A imagem do jovem prodígio que iniciou a carreira aos 12 anos, tocando e gravando os dois concertos de Chopin, tornou-se tão forte que às vezes é difícil lembrar que o pianista Evgeny Kissin é hoje um homem de 43 anos. Nem tudo mudou, porém: o russo continua a ser um dos grandes nomes do piano internacional – e nesta quarta, 17, faz dois aguardados recitais solos na Sala São Paulo.
Kissin deveria ter se apresentado no Brasil em 2012, também pela temporada da Cultura Artística, mas a morte de seu pai fez com que ele cancelasse a viagem, agora retomada. Nas duas apresentações, o repertório é o mesmo, com obras de Mozart, Beethoven, Brahms, Albeniz e Larregla. Kissin é avesso a entrevistas, mas falou ao jornal O Estado de S.Paulo por e-mail – e explicou que escolheu as peças para os recitais “por amor”.
“Sinto que alguns aspectos da atividade dos músicos são mais simples e menos misteriosos do que se imagina. Não há uma ideia específica por trás do programa que montei para minhas apresentações em São Paulo. A única razão para a minha escolha de repertório é o amor que sinto por algumas obras. Meus gostos são muito amplos, o repertório para piano é extremamente vasto. Nesse processo, tento combinar peças maiores com outras menores. E se quero executar uma obra que pode ser difícil para a plateia, busco equilibrar com outras mais fáceis”, explica.
Kissin começou a estudar piano aos 6 anos e, com 10, fez sua estreia, interpretando um concerto de Mozart. Dois anos mais tarde, com a Filarmônica de Moscou, interpretou os concertos para piano de Chopin, que foram gravados e correram o mundo. Aos 14, realizou a primeira turnê fora da União Soviética e, pouco depois, cairia nas graças de Herbert von Karajan, se tornando convidado regular da Filarmônica de Berlim. Antes dos 20, já havia tocado nos principais palcos de Londres, Nova York e Paris, entre outras cidades. Não parou mais.
“Eu fui uma criança feliz”, responde ele quando questionado sobre a memória que guarda do início de sua relação com a música – e do começo de sua trajetória profissional. “Tive uma infância feliz. É difícil dizer que sentido as experiências da juventude definiram o músico que me tornei, mas estou certo de que todas as nossas experiências influenciaram a maneira como tocamos, mesmo que na maioria dos casos o próprio músico não saiba definir como isso se dá. Quando o jovem Joseph Hoffman perguntou ao grande professor Anton Rubinstein se deveria tocar determinada peça de um modo particular, ele respondeu: Quando o tempo está ensolarado, toque assim; quando chover, toque de outra forma. É isso um pouco o que acontece, mas sempre de maneira natural, sem que a gente perceba.”

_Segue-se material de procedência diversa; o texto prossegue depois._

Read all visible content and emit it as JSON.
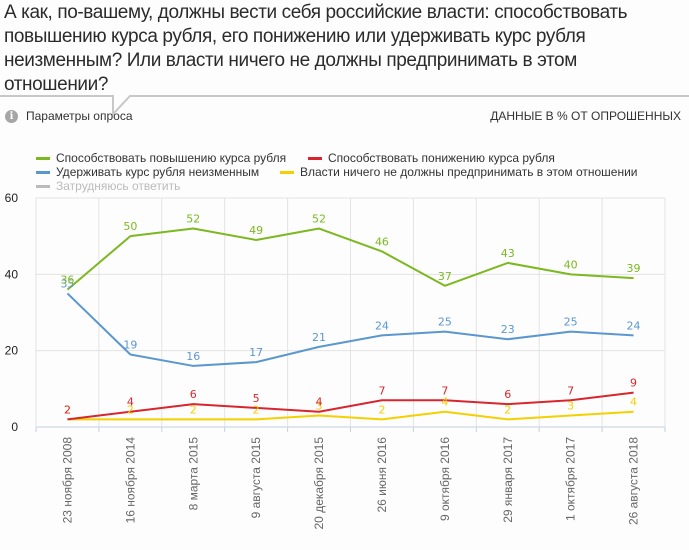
{
  "header": {
    "question": "А как, по-вашему, должны вести себя российские власти: способствовать повышению курса рубля, его понижению или удерживать курс рубля неизменным? Или власти ничего не должны предпринимать в этом отношении?",
    "params_label": "Параметры опроса",
    "params_icon": "info-icon",
    "units_label": "ДАННЫЕ В % ОТ ОПРОШЕННЫХ"
  },
  "legend": [
    {
      "name": "Способствовать повышению курса рубля",
      "color": "#7cb820",
      "enabled": true
    },
    {
      "name": "Способствовать понижению курса рубля",
      "color": "#d7262e",
      "enabled": true
    },
    {
      "name": "Удерживать курс рубля неизменным",
      "color": "#5b97cf",
      "enabled": true
    },
    {
      "name": "Власти ничего не должны предпринимать в этом отношении",
      "color": "#f5d000",
      "enabled": true
    },
    {
      "name": "Затрудняюсь ответить",
      "color": "#bbbbbb",
      "enabled": false
    }
  ],
  "chart_data": {
    "type": "line",
    "title": "",
    "xlabel": "",
    "ylabel": "",
    "ylim": [
      0,
      60
    ],
    "yticks": [
      0,
      20,
      40,
      60
    ],
    "grid": true,
    "legend_position": "top-left",
    "categories": [
      "23 ноября 2008",
      "16 ноября 2014",
      "8 марта 2015",
      "9 августа 2015",
      "20 декабря 2015",
      "26 июня 2016",
      "9 октября 2016",
      "29 января 2017",
      "1 октября 2017",
      "26 августа 2018"
    ],
    "series": [
      {
        "name": "Способствовать повышению курса рубля",
        "color": "#7cb820",
        "values": [
          36,
          50,
          52,
          49,
          52,
          46,
          37,
          43,
          40,
          39
        ]
      },
      {
        "name": "Удерживать курс рубля неизменным",
        "color": "#5b97cf",
        "values": [
          35,
          19,
          16,
          17,
          21,
          24,
          25,
          23,
          25,
          24
        ]
      },
      {
        "name": "Способствовать понижению курса рубля",
        "color": "#d7262e",
        "values": [
          2,
          4,
          6,
          5,
          4,
          7,
          7,
          6,
          7,
          9
        ]
      },
      {
        "name": "Власти ничего не должны предпринимать в этом отношении",
        "color": "#f5d000",
        "values": [
          2,
          2,
          2,
          2,
          3,
          2,
          4,
          2,
          3,
          4
        ]
      }
    ]
  }
}
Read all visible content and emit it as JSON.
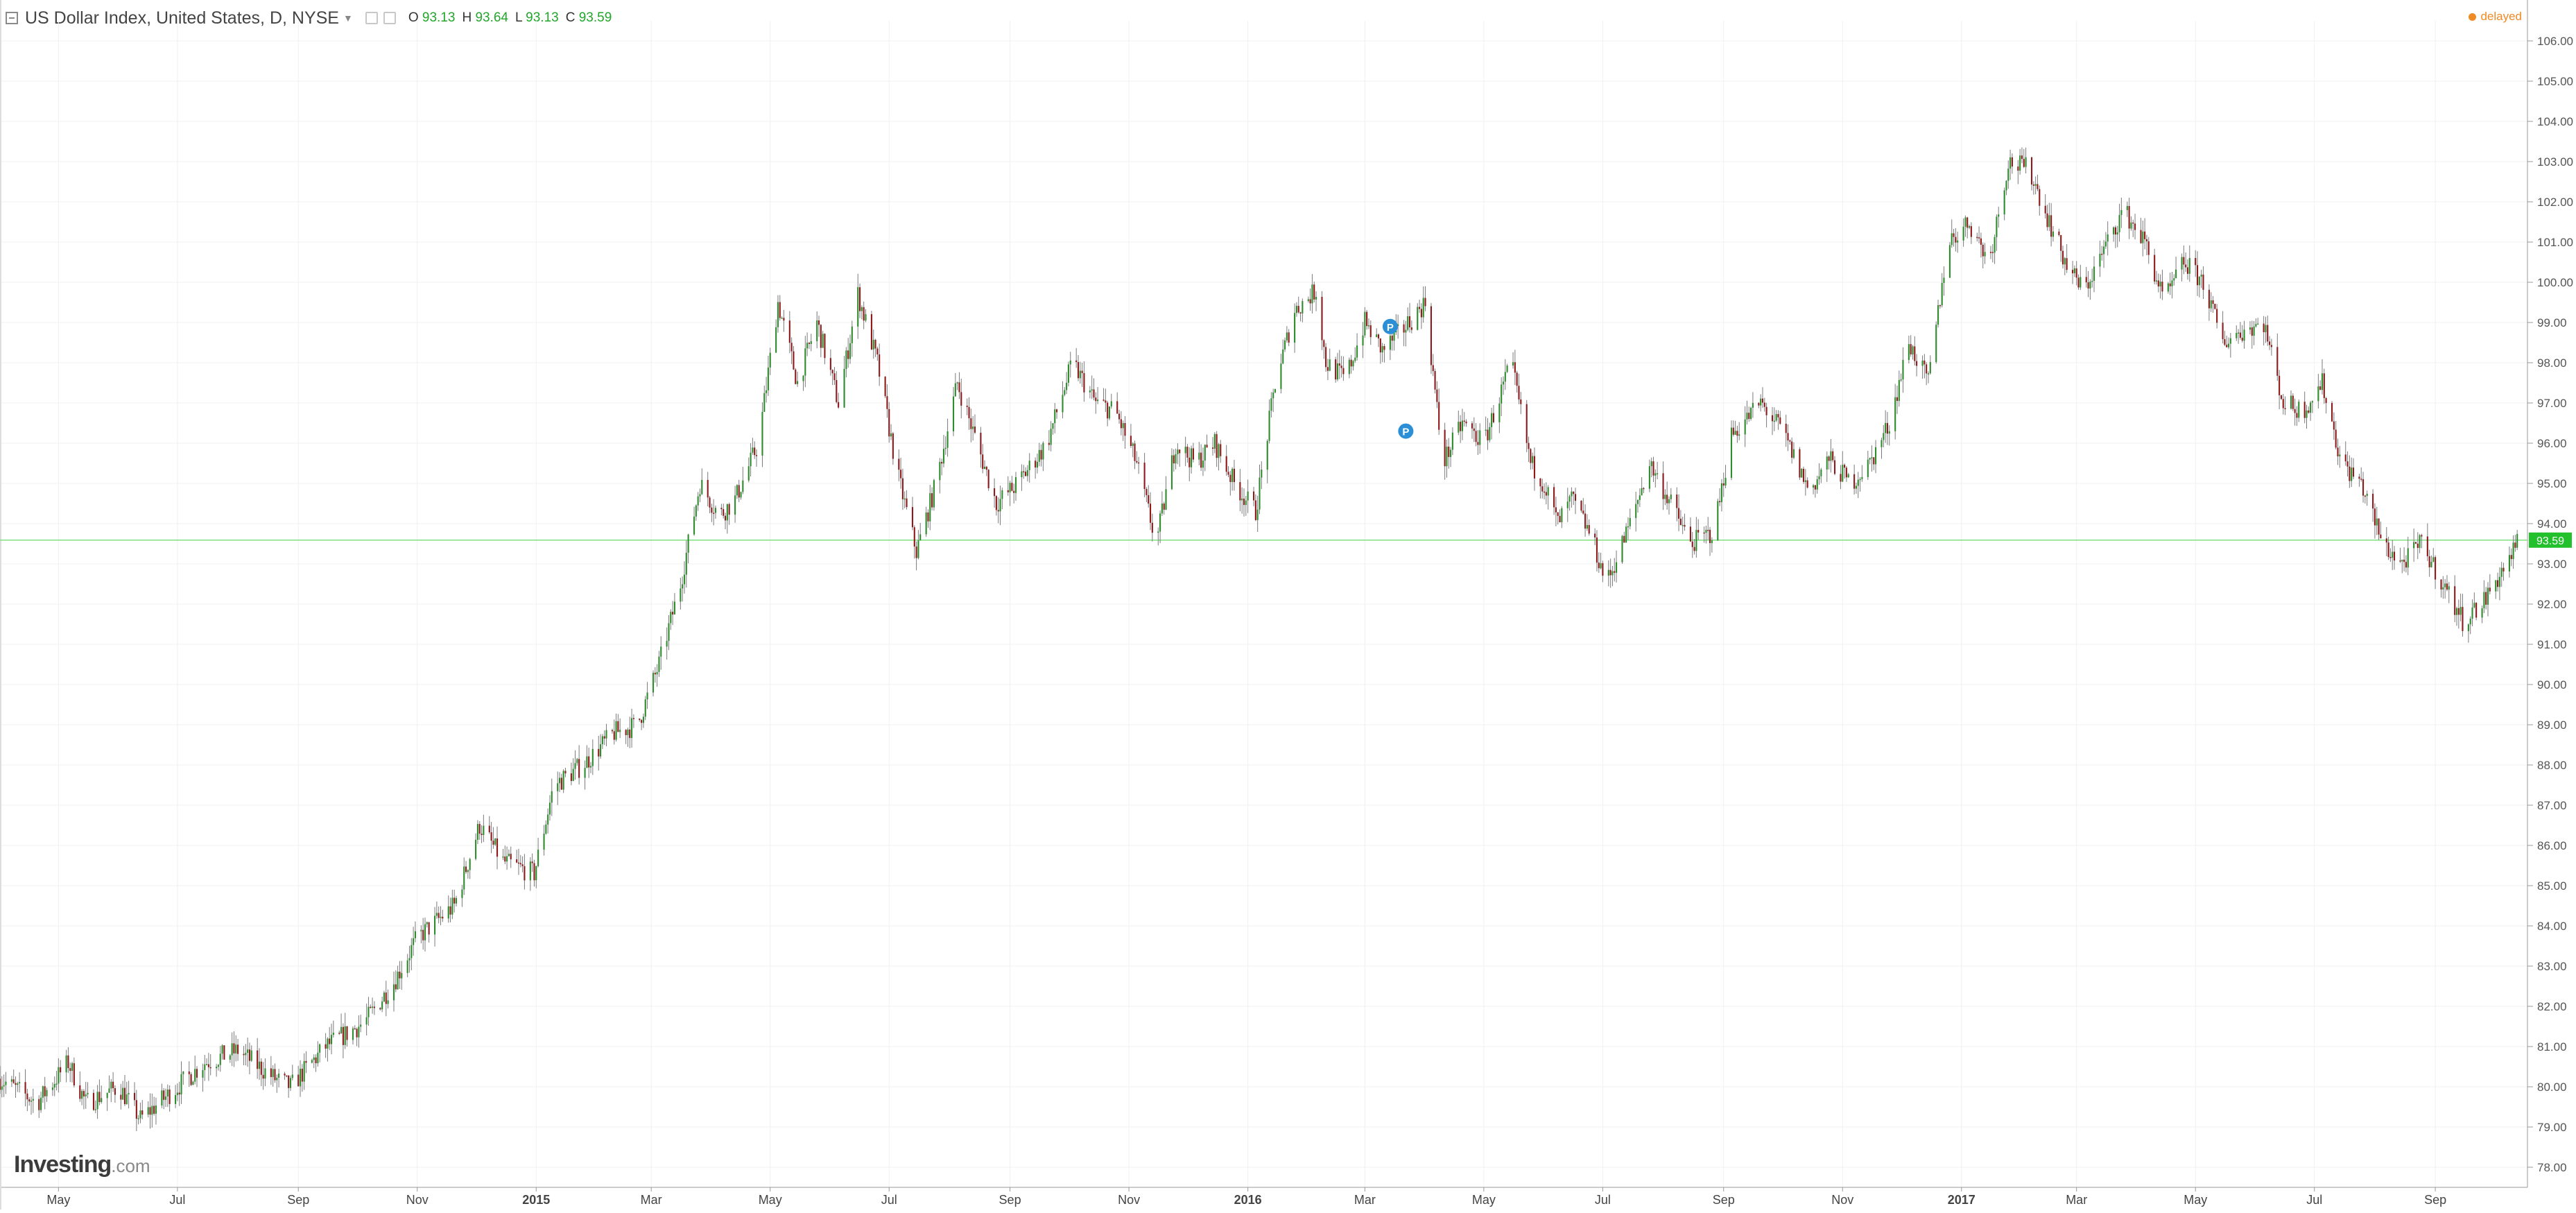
{
  "header": {
    "title": "US Dollar Index, United States, D, NYSE",
    "ohlc": [
      {
        "label": "O",
        "value": "93.13"
      },
      {
        "label": "H",
        "value": "93.64"
      },
      {
        "label": "L",
        "value": "93.13"
      },
      {
        "label": "C",
        "value": "93.59"
      }
    ],
    "status": "delayed"
  },
  "logo": {
    "main": "Investing",
    "suffix": ".com"
  },
  "colors": {
    "up": "#2e8b2e",
    "down": "#8b1a1a",
    "wick": "#7a7a7a",
    "last_price_bg": "#22c02a",
    "grid": "#f0f0f0"
  },
  "chart_data": {
    "type": "candlestick",
    "title": "US Dollar Index, United States, D, NYSE",
    "x_range": [
      "2014-04-01",
      "2017-10-14"
    ],
    "ylim": [
      77.5,
      106.5
    ],
    "y_ticks": [
      "78.00",
      "79.00",
      "80.00",
      "81.00",
      "82.00",
      "83.00",
      "84.00",
      "85.00",
      "86.00",
      "87.00",
      "88.00",
      "89.00",
      "90.00",
      "91.00",
      "92.00",
      "93.00",
      "94.00",
      "95.00",
      "96.00",
      "97.00",
      "98.00",
      "99.00",
      "100.00",
      "101.00",
      "102.00",
      "103.00",
      "104.00",
      "105.00",
      "106.00"
    ],
    "x_ticks": [
      {
        "date": "2014-05-01",
        "label": "May",
        "bold": false
      },
      {
        "date": "2014-07-01",
        "label": "Jul",
        "bold": false
      },
      {
        "date": "2014-09-01",
        "label": "Sep",
        "bold": false
      },
      {
        "date": "2014-11-01",
        "label": "Nov",
        "bold": false
      },
      {
        "date": "2015-01-01",
        "label": "2015",
        "bold": true
      },
      {
        "date": "2015-03-01",
        "label": "Mar",
        "bold": false
      },
      {
        "date": "2015-05-01",
        "label": "May",
        "bold": false
      },
      {
        "date": "2015-07-01",
        "label": "Jul",
        "bold": false
      },
      {
        "date": "2015-09-01",
        "label": "Sep",
        "bold": false
      },
      {
        "date": "2015-11-01",
        "label": "Nov",
        "bold": false
      },
      {
        "date": "2016-01-01",
        "label": "2016",
        "bold": true
      },
      {
        "date": "2016-03-01",
        "label": "Mar",
        "bold": false
      },
      {
        "date": "2016-05-01",
        "label": "May",
        "bold": false
      },
      {
        "date": "2016-07-01",
        "label": "Jul",
        "bold": false
      },
      {
        "date": "2016-09-01",
        "label": "Sep",
        "bold": false
      },
      {
        "date": "2016-11-01",
        "label": "Nov",
        "bold": false
      },
      {
        "date": "2017-01-01",
        "label": "2017",
        "bold": true
      },
      {
        "date": "2017-03-01",
        "label": "Mar",
        "bold": false
      },
      {
        "date": "2017-05-01",
        "label": "May",
        "bold": false
      },
      {
        "date": "2017-07-01",
        "label": "Jul",
        "bold": false
      },
      {
        "date": "2017-09-01",
        "label": "Sep",
        "bold": false
      }
    ],
    "close_path": [
      {
        "date": "2014-04-01",
        "close": 80.2
      },
      {
        "date": "2014-04-20",
        "close": 79.6
      },
      {
        "date": "2014-05-06",
        "close": 80.6
      },
      {
        "date": "2014-05-15",
        "close": 79.6
      },
      {
        "date": "2014-06-01",
        "close": 80.0
      },
      {
        "date": "2014-06-12",
        "close": 79.2
      },
      {
        "date": "2014-07-01",
        "close": 80.0
      },
      {
        "date": "2014-07-15",
        "close": 80.6
      },
      {
        "date": "2014-08-01",
        "close": 80.9
      },
      {
        "date": "2014-08-20",
        "close": 80.2
      },
      {
        "date": "2014-08-28",
        "close": 80.0
      },
      {
        "date": "2014-09-15",
        "close": 81.0
      },
      {
        "date": "2014-10-05",
        "close": 81.6
      },
      {
        "date": "2014-10-20",
        "close": 82.6
      },
      {
        "date": "2014-11-01",
        "close": 83.7
      },
      {
        "date": "2014-11-20",
        "close": 84.5
      },
      {
        "date": "2014-12-03",
        "close": 86.5
      },
      {
        "date": "2014-12-15",
        "close": 85.6
      },
      {
        "date": "2014-12-31",
        "close": 85.3
      },
      {
        "date": "2015-01-10",
        "close": 87.5
      },
      {
        "date": "2015-01-25",
        "close": 88.0
      },
      {
        "date": "2015-02-10",
        "close": 88.8
      },
      {
        "date": "2015-02-22",
        "close": 89.0
      },
      {
        "date": "2015-03-05",
        "close": 90.5
      },
      {
        "date": "2015-03-16",
        "close": 92.5
      },
      {
        "date": "2015-03-26",
        "close": 95.0
      },
      {
        "date": "2015-04-05",
        "close": 94.2
      },
      {
        "date": "2015-04-13",
        "close": 94.6
      },
      {
        "date": "2015-04-25",
        "close": 96.0
      },
      {
        "date": "2015-05-05",
        "close": 99.5
      },
      {
        "date": "2015-05-15",
        "close": 97.5
      },
      {
        "date": "2015-05-25",
        "close": 99.0
      },
      {
        "date": "2015-06-05",
        "close": 97.0
      },
      {
        "date": "2015-06-15",
        "close": 99.7
      },
      {
        "date": "2015-06-25",
        "close": 98.0
      },
      {
        "date": "2015-07-05",
        "close": 95.3
      },
      {
        "date": "2015-07-15",
        "close": 93.3
      },
      {
        "date": "2015-07-25",
        "close": 95.0
      },
      {
        "date": "2015-08-05",
        "close": 97.5
      },
      {
        "date": "2015-08-15",
        "close": 96.0
      },
      {
        "date": "2015-08-25",
        "close": 94.5
      },
      {
        "date": "2015-09-05",
        "close": 95.0
      },
      {
        "date": "2015-09-20",
        "close": 96.0
      },
      {
        "date": "2015-10-03",
        "close": 98.0
      },
      {
        "date": "2015-10-15",
        "close": 97.0
      },
      {
        "date": "2015-10-25",
        "close": 96.8
      },
      {
        "date": "2015-11-05",
        "close": 95.5
      },
      {
        "date": "2015-11-15",
        "close": 93.5
      },
      {
        "date": "2015-11-25",
        "close": 96.0
      },
      {
        "date": "2015-12-05",
        "close": 95.5
      },
      {
        "date": "2015-12-15",
        "close": 96.0
      },
      {
        "date": "2015-12-25",
        "close": 95.0
      },
      {
        "date": "2016-01-05",
        "close": 94.3
      },
      {
        "date": "2016-01-15",
        "close": 97.5
      },
      {
        "date": "2016-01-25",
        "close": 99.3
      },
      {
        "date": "2016-02-05",
        "close": 99.8
      },
      {
        "date": "2016-02-10",
        "close": 98.0
      },
      {
        "date": "2016-02-20",
        "close": 97.6
      },
      {
        "date": "2016-03-01",
        "close": 99.0
      },
      {
        "date": "2016-03-10",
        "close": 98.3
      },
      {
        "date": "2016-03-20",
        "close": 98.8
      },
      {
        "date": "2016-04-01",
        "close": 99.5
      },
      {
        "date": "2016-04-10",
        "close": 95.5
      },
      {
        "date": "2016-04-20",
        "close": 96.5
      },
      {
        "date": "2016-05-01",
        "close": 96.0
      },
      {
        "date": "2016-05-15",
        "close": 98.0
      },
      {
        "date": "2016-05-25",
        "close": 95.5
      },
      {
        "date": "2016-06-01",
        "close": 95.0
      },
      {
        "date": "2016-06-08",
        "close": 94.0
      },
      {
        "date": "2016-06-15",
        "close": 94.6
      },
      {
        "date": "2016-06-25",
        "close": 93.7
      },
      {
        "date": "2016-07-03",
        "close": 92.5
      },
      {
        "date": "2016-07-15",
        "close": 94.0
      },
      {
        "date": "2016-07-25",
        "close": 95.5
      },
      {
        "date": "2016-08-05",
        "close": 94.5
      },
      {
        "date": "2016-08-15",
        "close": 93.5
      },
      {
        "date": "2016-08-27",
        "close": 93.8
      },
      {
        "date": "2016-09-05",
        "close": 96.2
      },
      {
        "date": "2016-09-20",
        "close": 97.0
      },
      {
        "date": "2016-10-01",
        "close": 96.3
      },
      {
        "date": "2016-10-15",
        "close": 94.8
      },
      {
        "date": "2016-10-25",
        "close": 95.6
      },
      {
        "date": "2016-11-05",
        "close": 95.0
      },
      {
        "date": "2016-11-15",
        "close": 95.5
      },
      {
        "date": "2016-11-25",
        "close": 96.5
      },
      {
        "date": "2016-12-05",
        "close": 98.5
      },
      {
        "date": "2016-12-15",
        "close": 97.5
      },
      {
        "date": "2016-12-25",
        "close": 101.0
      },
      {
        "date": "2017-01-05",
        "close": 101.5
      },
      {
        "date": "2017-01-15",
        "close": 100.5
      },
      {
        "date": "2017-01-25",
        "close": 103.0
      },
      {
        "date": "2017-02-05",
        "close": 102.8
      },
      {
        "date": "2017-02-15",
        "close": 101.5
      },
      {
        "date": "2017-02-25",
        "close": 100.3
      },
      {
        "date": "2017-03-05",
        "close": 99.8
      },
      {
        "date": "2017-03-15",
        "close": 100.8
      },
      {
        "date": "2017-03-25",
        "close": 101.8
      },
      {
        "date": "2017-04-05",
        "close": 101.0
      },
      {
        "date": "2017-04-15",
        "close": 99.5
      },
      {
        "date": "2017-04-25",
        "close": 100.5
      },
      {
        "date": "2017-05-05",
        "close": 100.0
      },
      {
        "date": "2017-05-15",
        "close": 98.5
      },
      {
        "date": "2017-05-25",
        "close": 98.8
      },
      {
        "date": "2017-06-05",
        "close": 99.0
      },
      {
        "date": "2017-06-15",
        "close": 97.0
      },
      {
        "date": "2017-06-25",
        "close": 96.8
      },
      {
        "date": "2017-07-05",
        "close": 97.5
      },
      {
        "date": "2017-07-15",
        "close": 95.5
      },
      {
        "date": "2017-07-25",
        "close": 95.0
      },
      {
        "date": "2017-08-05",
        "close": 93.5
      },
      {
        "date": "2017-08-15",
        "close": 93.0
      },
      {
        "date": "2017-08-25",
        "close": 93.5
      },
      {
        "date": "2017-09-05",
        "close": 92.5
      },
      {
        "date": "2017-09-15",
        "close": 91.6
      },
      {
        "date": "2017-09-25",
        "close": 92.0
      },
      {
        "date": "2017-10-05",
        "close": 92.8
      },
      {
        "date": "2017-10-14",
        "close": 93.59
      }
    ],
    "last_price": {
      "value": 93.59,
      "label": "93.59"
    },
    "event_markers": [
      {
        "date": "2016-03-14",
        "price": 98.9,
        "label": "P"
      },
      {
        "date": "2016-03-22",
        "price": 96.3,
        "label": "P"
      }
    ],
    "grid": true
  }
}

Para Kissin, há algo de imponderável no trabalho do músico – e isso vale também para a releitura do repertório, que faz parte do cotidiano de qualquer intérprete. “Quando penso nas peças que tocarei no recital, por exemplo, acho que meus sentimentos com relação a elas não mudaram. Mas, na medida em que ganho maior experiência, naturalmente sou capaz de tocá-las melhor. É curioso que quando volto a peças antigas de meu repertório, sinto que minhas ideias sobre elas não mudaram, mas se ouço gravações do início da minha carreira, me dou conta do quanto toco diferente – e acho que isso tem a ver com o fato de que eu próprio passei por transformações.”
Kissin nasceu na União Soviética, é cidadão britânico e israelense e, depois de mais de uma década vivendo nos Estados Unidos, passa a maior parte de seu tempo em Paris, na França. Em outras palavras, fez da música sua pátria? “Minha herança judaica, assim como a russa, têm sido parte do que sou, como se fossem parte do meu corpo. Mas a música também tem sido assim e isso não tem nada a ver com onde vivo. Minha profissão é uma das mais internacionais do mundo. Mas, de certa forma, minha identidade será sempre a mesma, não importa a parte do mundo para onde o destino me levar.” As informações são do jornal O Estado de S. Paulo.